LLaMA

LLaMA 2 and Open Source

by VanL

Meta recently released the LLaMA 2 language model. In several places they said it was "open source." It's not. But it has a fairly permissive commercial license that is driving a lot of interest, including among OSPOs.

The LLaMA License

LLaMA has been big news because the technology is pretty good and the license is very liberal. Three primary restrictions:

1. Companies that have fewer than 700 million monthly active users can use the model without paying Meta. Any company larger than that (e.g. Amazon, Google, ByteDance, Twitter/X) must get a commercial license.

2. You cannot use LLaMA outputs to train any non-LLaMA-based model.

3. All use must conform to Meta's use policy. The policy forbids certain types of outputs and malicious uses.

That's it. It opens the door for a lot of LLaMA-based startups (and LLaMA use by many established companies).

I think the LLaMA mania will be temporary, though, because of its license. The LLaMA license is still a commercial license and the terms will change. Right now you should think of LLaMA as a loss leader, and expect that the license terms will become more tilted toward Meta over time.

Even if the current license terms are kept as-is – which I doubt – if someone is below the cap currently (say 500M MAU), but then LLaMA 2.1 is released in six months and they are over the cap, then their ability to use the model will abruptly and completely terminate.

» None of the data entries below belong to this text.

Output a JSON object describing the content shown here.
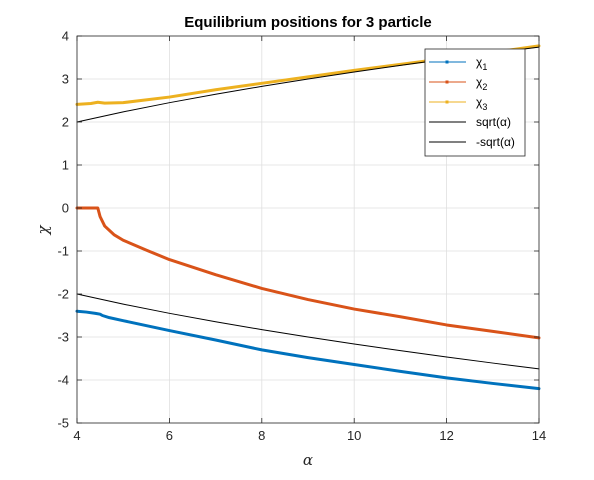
{
  "chart_data": {
    "type": "line",
    "title": "Equilibrium positions for 3 particle",
    "xlabel": "α",
    "ylabel": "χ",
    "xlim": [
      4,
      14
    ],
    "ylim": [
      -5,
      4
    ],
    "xticks": [
      4,
      6,
      8,
      10,
      12,
      14
    ],
    "yticks": [
      -5,
      -4,
      -3,
      -2,
      -1,
      0,
      1,
      2,
      3,
      4
    ],
    "xtick_labels": [
      "4",
      "6",
      "8",
      "10",
      "12",
      "14"
    ],
    "ytick_labels": [
      "-5",
      "-4",
      "-3",
      "-2",
      "-1",
      "0",
      "1",
      "2",
      "3",
      "4"
    ],
    "grid": true,
    "legend_position": "top-right",
    "series": [
      {
        "legend": {
          "base": "χ",
          "sub": "1"
        },
        "color": "#0072BD",
        "style": "thick",
        "points": [
          [
            4,
            -2.4
          ],
          [
            4.2,
            -2.42
          ],
          [
            4.4,
            -2.45
          ],
          [
            4.5,
            -2.47
          ],
          [
            4.55,
            -2.5
          ],
          [
            4.7,
            -2.55
          ],
          [
            5,
            -2.62
          ],
          [
            6,
            -2.85
          ],
          [
            7,
            -3.07
          ],
          [
            8,
            -3.3
          ],
          [
            9,
            -3.48
          ],
          [
            10,
            -3.64
          ],
          [
            11,
            -3.8
          ],
          [
            12,
            -3.95
          ],
          [
            13,
            -4.08
          ],
          [
            14,
            -4.2
          ]
        ]
      },
      {
        "legend": {
          "base": "χ",
          "sub": "2"
        },
        "color": "#D95319",
        "style": "thick",
        "points": [
          [
            4,
            0
          ],
          [
            4.45,
            0
          ],
          [
            4.5,
            -0.2
          ],
          [
            4.6,
            -0.42
          ],
          [
            4.8,
            -0.62
          ],
          [
            5,
            -0.75
          ],
          [
            5.5,
            -0.98
          ],
          [
            6,
            -1.2
          ],
          [
            7,
            -1.55
          ],
          [
            8,
            -1.87
          ],
          [
            9,
            -2.13
          ],
          [
            10,
            -2.35
          ],
          [
            11,
            -2.53
          ],
          [
            12,
            -2.72
          ],
          [
            13,
            -2.87
          ],
          [
            14,
            -3.02
          ]
        ]
      },
      {
        "legend": {
          "base": "χ",
          "sub": "3"
        },
        "color": "#EDB120",
        "style": "thick",
        "points": [
          [
            4,
            2.41
          ],
          [
            4.3,
            2.43
          ],
          [
            4.45,
            2.46
          ],
          [
            4.6,
            2.44
          ],
          [
            5,
            2.45
          ],
          [
            6,
            2.58
          ],
          [
            7,
            2.75
          ],
          [
            8,
            2.9
          ],
          [
            9,
            3.05
          ],
          [
            10,
            3.2
          ],
          [
            11,
            3.34
          ],
          [
            12,
            3.48
          ],
          [
            13,
            3.62
          ],
          [
            14,
            3.77
          ]
        ]
      },
      {
        "legend": {
          "base": "sqrt(α)"
        },
        "color": "#000000",
        "style": "thin",
        "points": [
          [
            4,
            2
          ],
          [
            5,
            2.236
          ],
          [
            6,
            2.449
          ],
          [
            7,
            2.646
          ],
          [
            8,
            2.828
          ],
          [
            9,
            3
          ],
          [
            10,
            3.162
          ],
          [
            11,
            3.317
          ],
          [
            12,
            3.464
          ],
          [
            13,
            3.606
          ],
          [
            14,
            3.742
          ]
        ]
      },
      {
        "legend": {
          "base": "-sqrt(α)"
        },
        "color": "#000000",
        "style": "thin",
        "points": [
          [
            4,
            -2
          ],
          [
            5,
            -2.236
          ],
          [
            6,
            -2.449
          ],
          [
            7,
            -2.646
          ],
          [
            8,
            -2.828
          ],
          [
            9,
            -3
          ],
          [
            10,
            -3.162
          ],
          [
            11,
            -3.317
          ],
          [
            12,
            -3.464
          ],
          [
            13,
            -3.606
          ],
          [
            14,
            -3.742
          ]
        ]
      }
    ]
  }
}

In contrast, a true open source license provides longer-term guarantees that make it a more stable base for commercial development. As OSPOs know, many companies start using open source because it is free, just like LLaMA is free for many users today. But over the long term, independence from vendor control usually overtakes cost as the primary consideration. That is something the LLaMA license cannot provide.

Meta has a hit because LLaMA is in a sweet spot in terms of accessibility and how generous its license terms are. However, the field is still wide open, and a genuine open source release of comparable quality will see massive adoption.